Karen and Tony Tadros have spent 40 years navigating the city’s convoluted property tax system.
They’re paying an estimated $12,000 dollar tax bill for their home in Bay Ridge.
Some of their neighbors pay a higher bill. Some pay less.
“I want to be able to stay in my home, that to me is a priority,” said Karen Tadros.
Meanwhile, homeowners in Manhattan or other parts in Brooklyn have homes valued at a higher price; they’re paying just a fraction of what the Tadros are charged.
That lopsided system is exactly what the New York City Advisory Commission on Property Tax Reform is looking to change.
Take for example, Park Slope: Home to Mayor de Blasio. Since launching his campaign from the front door of his home, he’s acknowledged the system is uneven, all while benefiting from it. Records show de Blasio paid just under $8,000 in taxes this past year for the two homes he owns on this block.
These single family brownstones sell for millions of dollars, but their property taxes have remained low even as the value of the property has jumped in recent years. All of that could change.
Appointed by the mayor and the city council, the group released 10 recommendations, including creating a new class for condos and co-ops and completely overhauling how a home’s value is measured.
The Commission will hold a second round of hearings before drafting a final proposal for Albany lawmakers.
“People saw a thousand dollar increase, a $2,000 increase. They can’t afford to stay in this neighborhood, they have a life here, we’re squeezing out the middle and that’s really concerning,” said state senator Andrew Gounardes.
And while the panel gathers more information, a lawsuit is moving forward.
Tax Equity Now New York alleges the system discriminates against landlords and minority homeowners by overvaluing homes in the poorest neighborhoods and undervaluing those in wealthy ones.

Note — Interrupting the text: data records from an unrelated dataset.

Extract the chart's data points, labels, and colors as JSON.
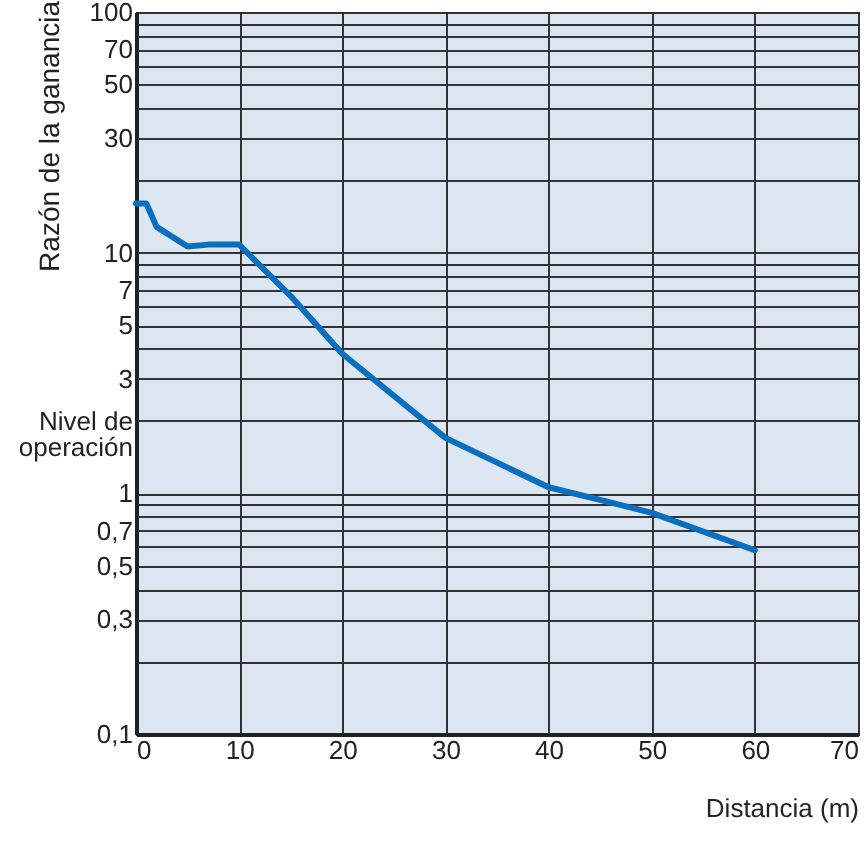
{
  "chart_data": {
    "type": "line",
    "xlabel": "Distancia (m)",
    "ylabel": "Razón de la ganancia",
    "x": [
      0,
      1,
      2,
      5,
      7,
      10,
      15,
      20,
      30,
      40,
      45,
      50,
      60
    ],
    "series": [
      {
        "color": "#0a6fbf",
        "values": [
          16,
          16,
          12.8,
          10.6,
          10.8,
          10.8,
          6.6,
          3.8,
          1.7,
          1.06,
          0.94,
          0.83,
          0.58
        ]
      }
    ],
    "xlim": [
      0,
      70
    ],
    "xticks": [
      0,
      10,
      20,
      30,
      40,
      50,
      60,
      70
    ],
    "ylim": [
      0.1,
      100
    ],
    "log": true,
    "yticks": [
      {
        "value": 0.1,
        "label": "0,1"
      },
      {
        "value": 0.2,
        "label": null
      },
      {
        "value": 0.3,
        "label": "0,3"
      },
      {
        "value": 0.4,
        "label": null
      },
      {
        "value": 0.5,
        "label": "0,5"
      },
      {
        "value": 0.6,
        "label": null
      },
      {
        "value": 0.7,
        "label": "0,7"
      },
      {
        "value": 0.8,
        "label": null
      },
      {
        "value": 0.9,
        "label": null
      },
      {
        "value": 1,
        "label": "1"
      },
      {
        "value": 2,
        "label": "Nivel de\noperación"
      },
      {
        "value": 3,
        "label": "3"
      },
      {
        "value": 4,
        "label": null
      },
      {
        "value": 5,
        "label": "5"
      },
      {
        "value": 6,
        "label": null
      },
      {
        "value": 7,
        "label": "7"
      },
      {
        "value": 8,
        "label": null
      },
      {
        "value": 9,
        "label": null
      },
      {
        "value": 10,
        "label": "10"
      },
      {
        "value": 20,
        "label": null
      },
      {
        "value": 30,
        "label": "30"
      },
      {
        "value": 40,
        "label": null
      },
      {
        "value": 50,
        "label": "50"
      },
      {
        "value": 60,
        "label": null
      },
      {
        "value": 70,
        "label": "70"
      },
      {
        "value": 80,
        "label": null
      },
      {
        "value": 90,
        "label": null
      },
      {
        "value": 100,
        "label": "100"
      }
    ],
    "grid": true,
    "marker": "none",
    "line_style": "solid"
  }
}
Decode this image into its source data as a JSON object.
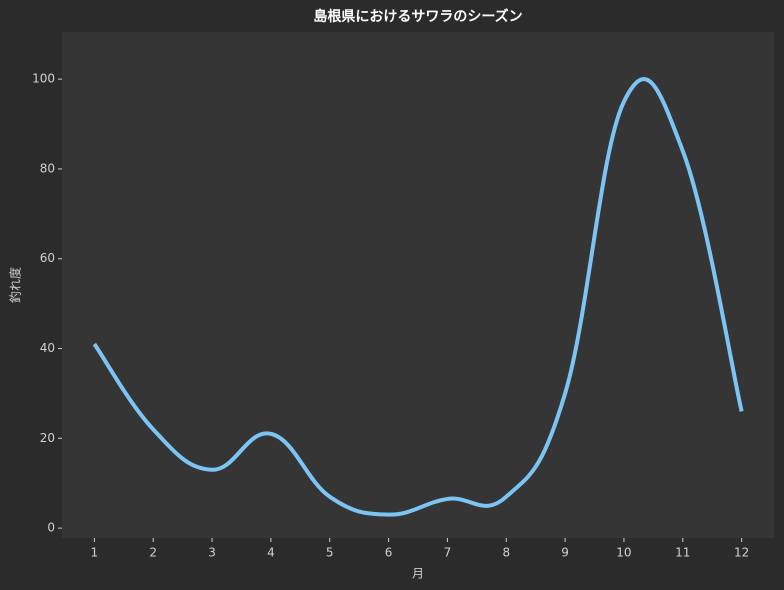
{
  "chart_data": {
    "type": "line",
    "title": "島根県におけるサワラのシーズン",
    "x_label": "月",
    "y_label": "釣れ度",
    "x": [
      1,
      2,
      3,
      4,
      5,
      6,
      7,
      8,
      9,
      10,
      11,
      12
    ],
    "series": [
      {
        "name": "釣れ度",
        "color": "#7cc4f4",
        "values": [
          41,
          22,
          13,
          21,
          7,
          3,
          6.5,
          7,
          30,
          95,
          84,
          26
        ]
      }
    ],
    "xlim": [
      0.45,
      12.55
    ],
    "xticks": [
      1,
      2,
      3,
      4,
      5,
      6,
      7,
      8,
      9,
      10,
      11,
      12
    ],
    "ylim": [
      -2.2,
      110.5
    ],
    "yticks": [
      0,
      20,
      40,
      60,
      80,
      100
    ],
    "grid": false
  }
}
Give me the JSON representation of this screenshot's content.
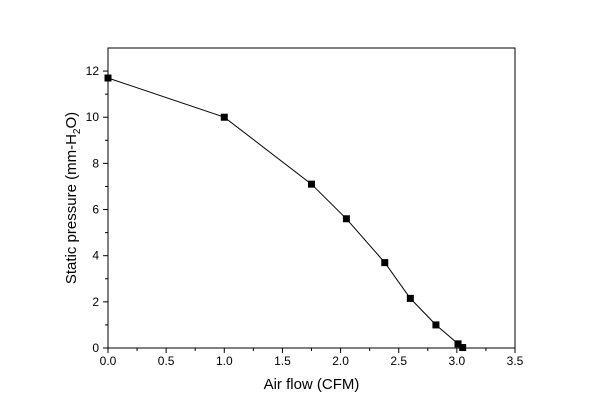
{
  "chart_data": {
    "type": "line",
    "title": "",
    "xlabel": "Air flow (CFM)",
    "ylabel": {
      "prefix": "Static pressure (mm-H",
      "subscript": "2",
      "suffix": "O)"
    },
    "xlim": [
      0,
      3.5
    ],
    "ylim": [
      0,
      13
    ],
    "xticks": [
      0.0,
      0.5,
      1.0,
      1.5,
      2.0,
      2.5,
      3.0,
      3.5
    ],
    "xtick_labels": [
      "0.0",
      "0.5",
      "1.0",
      "1.5",
      "2.0",
      "2.5",
      "3.0",
      "3.5"
    ],
    "yticks": [
      0,
      2,
      4,
      6,
      8,
      10,
      12
    ],
    "ytick_labels": [
      "0",
      "2",
      "4",
      "6",
      "8",
      "10",
      "12"
    ],
    "grid": false,
    "legend": "none",
    "series": [
      {
        "marker": "square",
        "color": "#000000",
        "x": [
          0.0,
          1.0,
          1.75,
          2.05,
          2.38,
          2.6,
          2.82,
          3.01,
          3.05
        ],
        "y": [
          11.7,
          10.0,
          7.1,
          5.6,
          3.7,
          2.15,
          1.0,
          0.18,
          0.02
        ]
      }
    ]
  }
}
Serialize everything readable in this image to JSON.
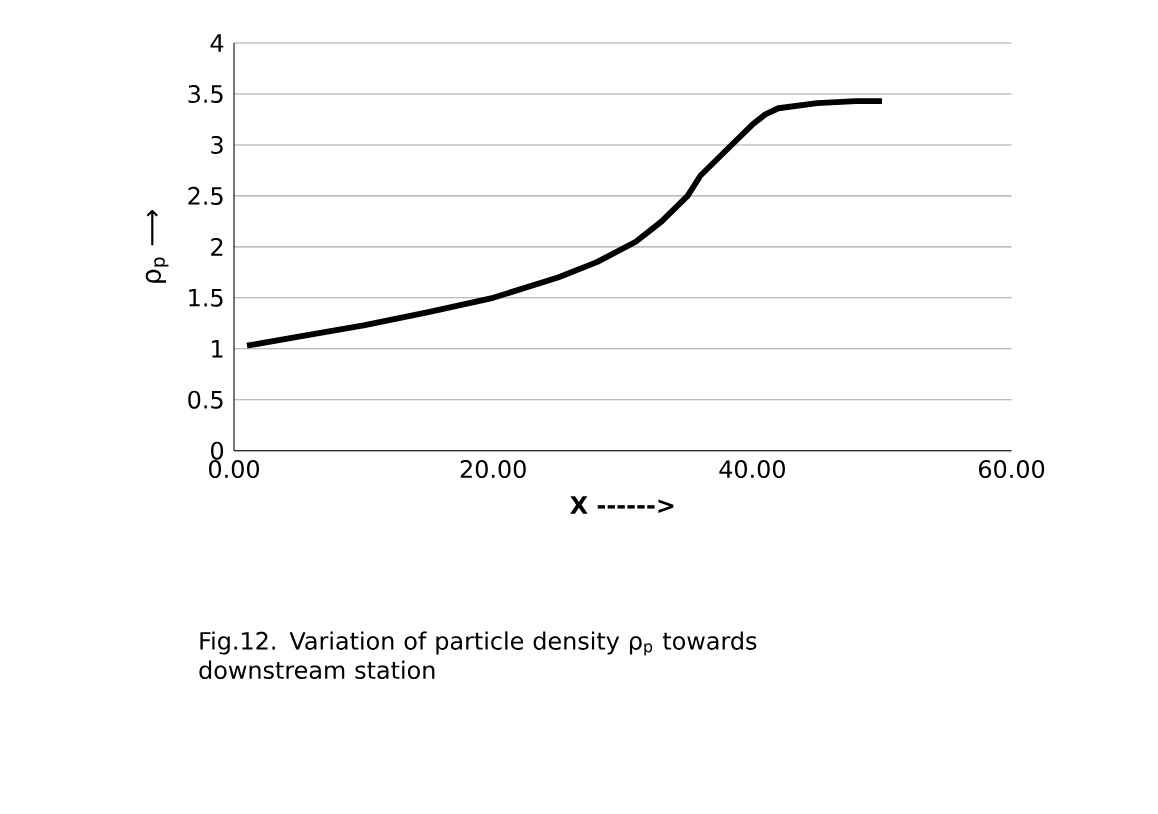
{
  "chart_data": {
    "type": "line",
    "xlabel": "X ------>",
    "ylabel": "ρ$_{p}$ ⟶",
    "annotations": [
      "Fig.12. Variation of particle density  ρ$_{p}$ towards  downstream station"
    ],
    "x": [
      1,
      5,
      10,
      15,
      20,
      25,
      28,
      31,
      33,
      35,
      36,
      38,
      40,
      41,
      42,
      45,
      48,
      50
    ],
    "series": [
      {
        "color": "#000000",
        "values": [
          1.03,
          1.12,
          1.23,
          1.36,
          1.5,
          1.7,
          1.85,
          2.05,
          2.25,
          2.5,
          2.7,
          2.95,
          3.2,
          3.3,
          3.36,
          3.41,
          3.43,
          3.43
        ]
      }
    ],
    "xlim": [
      0,
      60
    ],
    "xticks": [
      {
        "value": 0,
        "label": "0.00"
      },
      {
        "value": 20,
        "label": "20.00"
      },
      {
        "value": 40,
        "label": "40.00"
      },
      {
        "value": 60,
        "label": "60.00"
      }
    ],
    "ylim": [
      0,
      4
    ],
    "yticks": [
      0,
      0.5,
      1,
      1.5,
      2,
      2.5,
      3,
      3.5,
      4
    ],
    "grid": "y",
    "marker": "none",
    "line_style": "solid"
  }
}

"We have seen that the political process isn’t able to get this done for whatever reason. It needs to be fair and it needs to be legal, and people who are paying too much need to pay less and those who aren’t need to pay their fair share," said Martha Stark, Policy Director for Tax Equity Now New York.
When it’s all said and done, the commission estimates 90 percent of the city’s homeowners will see a change in their tax bill. There will be winners and losers, including the mayor who says he’s prepared to pay a much higher tax bill.